Le cœur d'Arianna se serra, et elle sentit comme un poids s'abattre sur ses épaules. "Je ne comprends pas. Pourquoi moi spécialement ?"


Il posa délicatement le Codex sur le bureau en bois massif devant lui et se leva. Sa voix se radoucit. "J'ai vu en toi une lumière que je n'ai perçue que quelques fois dans ma longue vie. Tu n'es pas seulement destinée à être une Assassin, Arianna. Tu es destinée à être une dirigeante, peut-être même ma propre successeure."


La surprise et l'émotion inondèrent Arianna. "Est-ce vraiment possible ? Puis-je vraiment aspirer à un tel héritage ?"


Avec un sourire mystérieux, Lucio se dirigea vers une étagère chargée de livres anciens et en retira un tome épais. Il l'ouvrit et tourna plusieurs pages pour révéler une section du Codex que peu de personnes avaient jamais vue. "Je ne montrerais ceci à personne d'autre que toi, Arianna. Comprends-tu maintenant ? Le futur de la famille Valentini, et éventuellement de tout notre Ordre, repose peut-être sur tes épaules."


Ses yeux parcoururent les mots et les illustrations du Codex, chaque page remplie de connaissances et de secrets que seul un cercle très restreint avait le privilège de connaître. Arianna se sentit à la fois terrifiée et honorée, mais plus que tout, elle se sentit investie d'une nouvelle détermination.

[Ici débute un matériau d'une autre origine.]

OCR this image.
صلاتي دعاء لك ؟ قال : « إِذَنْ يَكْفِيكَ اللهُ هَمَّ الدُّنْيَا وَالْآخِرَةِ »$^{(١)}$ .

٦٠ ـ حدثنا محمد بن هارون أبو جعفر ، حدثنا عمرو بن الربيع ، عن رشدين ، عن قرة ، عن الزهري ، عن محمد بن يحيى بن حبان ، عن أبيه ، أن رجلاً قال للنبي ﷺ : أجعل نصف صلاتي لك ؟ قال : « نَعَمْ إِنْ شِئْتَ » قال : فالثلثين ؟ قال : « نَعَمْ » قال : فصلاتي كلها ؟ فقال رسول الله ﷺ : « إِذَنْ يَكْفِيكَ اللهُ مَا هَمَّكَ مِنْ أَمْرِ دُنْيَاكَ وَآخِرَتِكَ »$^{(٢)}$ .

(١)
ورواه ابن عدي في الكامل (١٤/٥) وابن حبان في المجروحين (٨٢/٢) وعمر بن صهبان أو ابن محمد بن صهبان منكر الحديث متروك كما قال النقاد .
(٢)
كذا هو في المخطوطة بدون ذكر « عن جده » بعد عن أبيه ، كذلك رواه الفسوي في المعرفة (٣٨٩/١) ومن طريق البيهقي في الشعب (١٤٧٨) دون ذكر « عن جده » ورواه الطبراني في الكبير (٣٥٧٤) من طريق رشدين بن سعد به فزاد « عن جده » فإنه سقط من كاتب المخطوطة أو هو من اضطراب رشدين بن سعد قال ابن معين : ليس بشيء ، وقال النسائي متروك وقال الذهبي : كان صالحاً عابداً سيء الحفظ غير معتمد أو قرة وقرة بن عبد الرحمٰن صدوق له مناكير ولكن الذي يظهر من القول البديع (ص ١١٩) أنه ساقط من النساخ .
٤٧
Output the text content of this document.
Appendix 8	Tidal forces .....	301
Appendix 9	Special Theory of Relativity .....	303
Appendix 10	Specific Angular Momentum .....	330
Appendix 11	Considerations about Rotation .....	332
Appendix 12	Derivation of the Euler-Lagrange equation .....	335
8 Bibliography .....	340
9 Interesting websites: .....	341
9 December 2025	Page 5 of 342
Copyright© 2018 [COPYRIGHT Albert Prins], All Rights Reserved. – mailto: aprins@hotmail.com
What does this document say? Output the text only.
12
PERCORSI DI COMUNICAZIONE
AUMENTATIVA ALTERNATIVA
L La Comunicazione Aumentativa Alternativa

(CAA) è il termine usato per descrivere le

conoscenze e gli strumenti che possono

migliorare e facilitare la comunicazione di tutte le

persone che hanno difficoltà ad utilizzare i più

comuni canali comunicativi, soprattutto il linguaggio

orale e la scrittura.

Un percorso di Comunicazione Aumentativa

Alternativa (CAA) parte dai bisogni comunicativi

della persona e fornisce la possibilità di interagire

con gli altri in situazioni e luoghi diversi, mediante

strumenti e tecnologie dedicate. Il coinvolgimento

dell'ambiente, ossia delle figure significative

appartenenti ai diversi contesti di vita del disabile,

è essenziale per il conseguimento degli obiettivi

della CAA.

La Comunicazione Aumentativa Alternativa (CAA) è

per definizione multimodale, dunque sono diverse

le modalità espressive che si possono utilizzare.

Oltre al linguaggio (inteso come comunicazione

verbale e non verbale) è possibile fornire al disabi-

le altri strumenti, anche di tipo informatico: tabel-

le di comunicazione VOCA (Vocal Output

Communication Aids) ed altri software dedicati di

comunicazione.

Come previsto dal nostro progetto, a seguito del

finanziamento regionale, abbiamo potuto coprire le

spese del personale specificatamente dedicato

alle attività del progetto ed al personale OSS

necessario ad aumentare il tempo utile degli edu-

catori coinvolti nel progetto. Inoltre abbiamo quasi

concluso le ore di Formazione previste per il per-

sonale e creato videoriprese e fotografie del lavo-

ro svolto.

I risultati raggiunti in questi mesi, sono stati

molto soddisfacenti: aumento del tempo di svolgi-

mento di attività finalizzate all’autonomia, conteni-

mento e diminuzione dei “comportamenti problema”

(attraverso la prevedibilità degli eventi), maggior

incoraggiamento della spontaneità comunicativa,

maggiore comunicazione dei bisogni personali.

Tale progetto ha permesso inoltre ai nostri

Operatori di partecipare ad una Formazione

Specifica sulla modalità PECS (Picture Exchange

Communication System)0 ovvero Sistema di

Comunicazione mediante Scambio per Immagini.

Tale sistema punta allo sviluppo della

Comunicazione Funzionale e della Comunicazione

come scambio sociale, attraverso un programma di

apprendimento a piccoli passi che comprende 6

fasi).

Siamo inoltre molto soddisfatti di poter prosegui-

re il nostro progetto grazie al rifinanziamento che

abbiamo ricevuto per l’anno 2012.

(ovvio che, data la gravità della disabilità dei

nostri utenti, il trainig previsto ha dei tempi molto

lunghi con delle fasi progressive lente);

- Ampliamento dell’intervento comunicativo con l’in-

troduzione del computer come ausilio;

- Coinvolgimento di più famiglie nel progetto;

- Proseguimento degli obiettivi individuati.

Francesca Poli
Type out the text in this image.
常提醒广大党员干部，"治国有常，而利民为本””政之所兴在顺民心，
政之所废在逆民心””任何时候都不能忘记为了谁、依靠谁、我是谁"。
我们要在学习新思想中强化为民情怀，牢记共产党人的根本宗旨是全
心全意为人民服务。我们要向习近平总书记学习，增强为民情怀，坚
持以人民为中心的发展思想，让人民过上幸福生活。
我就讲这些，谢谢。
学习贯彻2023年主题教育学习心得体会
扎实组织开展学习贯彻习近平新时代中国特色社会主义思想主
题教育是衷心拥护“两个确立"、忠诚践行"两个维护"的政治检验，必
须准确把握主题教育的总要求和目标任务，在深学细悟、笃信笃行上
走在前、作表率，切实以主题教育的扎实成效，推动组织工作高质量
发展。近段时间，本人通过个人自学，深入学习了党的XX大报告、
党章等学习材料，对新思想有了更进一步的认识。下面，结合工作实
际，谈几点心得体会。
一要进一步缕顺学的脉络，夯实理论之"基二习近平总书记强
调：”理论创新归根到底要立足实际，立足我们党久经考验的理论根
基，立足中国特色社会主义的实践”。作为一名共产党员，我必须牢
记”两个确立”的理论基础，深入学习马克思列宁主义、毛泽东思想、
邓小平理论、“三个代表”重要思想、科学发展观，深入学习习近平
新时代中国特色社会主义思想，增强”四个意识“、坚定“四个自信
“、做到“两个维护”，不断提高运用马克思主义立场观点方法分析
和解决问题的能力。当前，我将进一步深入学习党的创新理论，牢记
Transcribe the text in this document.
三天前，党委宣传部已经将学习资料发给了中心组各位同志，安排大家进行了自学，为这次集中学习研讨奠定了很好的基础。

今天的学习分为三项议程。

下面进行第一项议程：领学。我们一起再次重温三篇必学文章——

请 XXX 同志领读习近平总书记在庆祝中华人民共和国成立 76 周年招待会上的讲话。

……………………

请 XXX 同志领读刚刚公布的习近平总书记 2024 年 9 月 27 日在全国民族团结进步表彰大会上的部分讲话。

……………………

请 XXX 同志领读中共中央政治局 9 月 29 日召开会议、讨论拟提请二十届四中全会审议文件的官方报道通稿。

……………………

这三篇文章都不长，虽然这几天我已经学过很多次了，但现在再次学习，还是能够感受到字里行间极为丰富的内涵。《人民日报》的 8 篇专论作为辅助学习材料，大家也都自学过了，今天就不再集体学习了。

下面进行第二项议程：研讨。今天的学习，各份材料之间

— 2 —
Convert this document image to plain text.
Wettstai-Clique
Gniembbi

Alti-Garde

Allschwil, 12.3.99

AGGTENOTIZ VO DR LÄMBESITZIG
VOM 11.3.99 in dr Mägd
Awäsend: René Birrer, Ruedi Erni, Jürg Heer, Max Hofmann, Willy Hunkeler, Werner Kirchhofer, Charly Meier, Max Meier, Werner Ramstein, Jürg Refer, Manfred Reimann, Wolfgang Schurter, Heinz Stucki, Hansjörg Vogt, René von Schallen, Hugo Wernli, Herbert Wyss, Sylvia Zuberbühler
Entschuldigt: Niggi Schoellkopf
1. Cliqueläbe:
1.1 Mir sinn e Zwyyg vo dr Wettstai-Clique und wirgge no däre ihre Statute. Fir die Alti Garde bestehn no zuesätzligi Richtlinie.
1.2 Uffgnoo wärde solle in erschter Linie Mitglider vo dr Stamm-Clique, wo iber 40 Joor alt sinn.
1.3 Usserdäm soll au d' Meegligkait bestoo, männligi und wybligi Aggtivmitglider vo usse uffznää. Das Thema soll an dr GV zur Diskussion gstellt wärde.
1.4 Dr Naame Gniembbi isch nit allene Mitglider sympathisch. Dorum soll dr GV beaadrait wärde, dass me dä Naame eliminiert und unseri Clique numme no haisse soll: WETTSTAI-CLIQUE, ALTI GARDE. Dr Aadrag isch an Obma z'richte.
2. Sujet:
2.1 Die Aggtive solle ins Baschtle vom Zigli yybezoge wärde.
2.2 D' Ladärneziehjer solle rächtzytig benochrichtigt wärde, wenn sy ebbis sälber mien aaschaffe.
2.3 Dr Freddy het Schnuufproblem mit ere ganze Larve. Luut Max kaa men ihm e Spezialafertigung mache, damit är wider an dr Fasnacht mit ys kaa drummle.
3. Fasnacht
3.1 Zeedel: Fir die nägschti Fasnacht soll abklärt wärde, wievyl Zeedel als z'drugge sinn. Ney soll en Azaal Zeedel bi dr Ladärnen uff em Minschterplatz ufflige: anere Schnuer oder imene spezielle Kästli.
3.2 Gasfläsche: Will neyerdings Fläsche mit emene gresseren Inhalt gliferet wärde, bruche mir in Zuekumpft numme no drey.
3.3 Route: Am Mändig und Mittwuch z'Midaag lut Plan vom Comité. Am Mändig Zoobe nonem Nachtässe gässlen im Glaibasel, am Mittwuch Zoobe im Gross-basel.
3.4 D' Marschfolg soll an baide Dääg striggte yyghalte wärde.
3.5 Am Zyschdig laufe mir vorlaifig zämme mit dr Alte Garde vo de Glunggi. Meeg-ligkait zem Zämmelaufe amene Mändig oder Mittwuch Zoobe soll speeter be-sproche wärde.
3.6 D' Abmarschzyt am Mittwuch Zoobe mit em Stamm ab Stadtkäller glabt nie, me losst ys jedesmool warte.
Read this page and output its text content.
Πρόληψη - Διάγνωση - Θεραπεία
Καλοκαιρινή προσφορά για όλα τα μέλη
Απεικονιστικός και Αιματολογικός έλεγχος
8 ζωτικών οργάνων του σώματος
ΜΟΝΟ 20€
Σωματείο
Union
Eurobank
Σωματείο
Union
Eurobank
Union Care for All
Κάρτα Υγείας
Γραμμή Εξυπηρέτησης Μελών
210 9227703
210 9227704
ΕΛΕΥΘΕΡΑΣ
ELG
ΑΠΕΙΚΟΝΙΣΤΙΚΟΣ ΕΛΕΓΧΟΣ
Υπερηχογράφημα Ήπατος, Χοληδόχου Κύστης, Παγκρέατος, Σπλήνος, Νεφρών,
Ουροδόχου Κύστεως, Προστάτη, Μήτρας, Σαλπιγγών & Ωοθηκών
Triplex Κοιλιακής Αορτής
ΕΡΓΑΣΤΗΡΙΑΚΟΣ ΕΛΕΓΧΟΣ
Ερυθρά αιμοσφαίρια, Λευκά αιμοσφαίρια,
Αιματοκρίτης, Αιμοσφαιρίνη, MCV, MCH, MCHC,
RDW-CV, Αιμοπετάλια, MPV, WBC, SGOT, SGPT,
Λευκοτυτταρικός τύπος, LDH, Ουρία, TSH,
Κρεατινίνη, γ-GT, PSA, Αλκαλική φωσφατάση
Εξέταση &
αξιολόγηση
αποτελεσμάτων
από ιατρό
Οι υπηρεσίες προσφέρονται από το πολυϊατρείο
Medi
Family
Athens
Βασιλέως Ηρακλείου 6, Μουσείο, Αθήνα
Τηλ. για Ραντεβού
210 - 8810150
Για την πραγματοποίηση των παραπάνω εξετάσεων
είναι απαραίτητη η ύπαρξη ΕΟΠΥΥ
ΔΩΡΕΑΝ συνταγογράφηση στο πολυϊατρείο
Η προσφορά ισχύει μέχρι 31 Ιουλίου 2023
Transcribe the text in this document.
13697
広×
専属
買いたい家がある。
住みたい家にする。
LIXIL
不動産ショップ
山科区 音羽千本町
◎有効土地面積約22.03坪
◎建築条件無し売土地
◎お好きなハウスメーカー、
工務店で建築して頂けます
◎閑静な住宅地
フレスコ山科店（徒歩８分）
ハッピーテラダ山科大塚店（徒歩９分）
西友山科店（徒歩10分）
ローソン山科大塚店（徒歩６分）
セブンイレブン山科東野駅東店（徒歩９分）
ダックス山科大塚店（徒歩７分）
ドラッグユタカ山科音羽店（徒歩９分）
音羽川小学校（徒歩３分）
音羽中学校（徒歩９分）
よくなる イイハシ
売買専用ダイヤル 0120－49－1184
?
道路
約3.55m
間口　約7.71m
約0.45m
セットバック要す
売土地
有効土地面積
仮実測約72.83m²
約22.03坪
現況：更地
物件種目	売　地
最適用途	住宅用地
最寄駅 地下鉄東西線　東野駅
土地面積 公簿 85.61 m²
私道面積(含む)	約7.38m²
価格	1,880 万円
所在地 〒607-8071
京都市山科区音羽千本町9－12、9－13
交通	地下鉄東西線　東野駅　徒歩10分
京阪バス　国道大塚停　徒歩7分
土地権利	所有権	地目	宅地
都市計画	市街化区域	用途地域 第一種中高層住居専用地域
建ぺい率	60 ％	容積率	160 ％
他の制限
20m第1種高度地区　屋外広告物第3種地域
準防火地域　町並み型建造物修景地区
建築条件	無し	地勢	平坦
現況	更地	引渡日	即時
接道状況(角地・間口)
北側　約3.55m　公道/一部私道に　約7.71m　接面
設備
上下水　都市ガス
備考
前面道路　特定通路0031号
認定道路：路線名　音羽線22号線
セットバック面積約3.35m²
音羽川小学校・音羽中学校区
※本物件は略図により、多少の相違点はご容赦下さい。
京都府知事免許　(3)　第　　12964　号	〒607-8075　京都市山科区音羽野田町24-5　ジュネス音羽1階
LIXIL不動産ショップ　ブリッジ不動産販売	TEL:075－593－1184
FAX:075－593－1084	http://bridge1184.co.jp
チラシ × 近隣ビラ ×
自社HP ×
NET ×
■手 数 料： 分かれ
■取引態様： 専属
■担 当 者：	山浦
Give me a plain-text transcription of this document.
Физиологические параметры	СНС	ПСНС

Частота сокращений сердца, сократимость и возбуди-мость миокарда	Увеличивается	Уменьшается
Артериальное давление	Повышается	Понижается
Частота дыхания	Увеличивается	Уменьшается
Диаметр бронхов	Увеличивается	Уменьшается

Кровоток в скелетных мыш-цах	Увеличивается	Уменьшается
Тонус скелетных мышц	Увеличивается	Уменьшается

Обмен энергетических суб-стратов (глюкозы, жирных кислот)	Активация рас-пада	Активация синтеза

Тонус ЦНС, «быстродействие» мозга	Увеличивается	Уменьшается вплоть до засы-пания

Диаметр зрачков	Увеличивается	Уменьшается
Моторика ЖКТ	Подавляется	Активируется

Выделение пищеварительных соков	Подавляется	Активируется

"Je comprends le poids de cette responsabilité, grand-père," dit-elle, sa voix plus ferme que jamais. "Je travaillerai plus dur que je ne l'ai jamais fait, pour toi, pour notre famille, et pour les idéaux que nous défendons."


Lucio hocha gravement la tête, une lueur de fierté dans ses yeux. "Alors, prépare-toi. Le chemin devant toi est long et ardu, mais je crois que tu es prête à le parcourir."


Serrant le Codex contre elle comme un talisman précieux, Arianna suivit son grand-père hors de la bibliothèque. Ce moment marqua pour elle un tournant : elle n'était plus simplement une apprentie, mais une héritière en devenir. Et avec cette nouvelle réalisation vint une résolution renouvelée. Elle ferait tout ce qui était en son pouvoir pour être digne de l'héritage et des attentes qui l'accompagnaient.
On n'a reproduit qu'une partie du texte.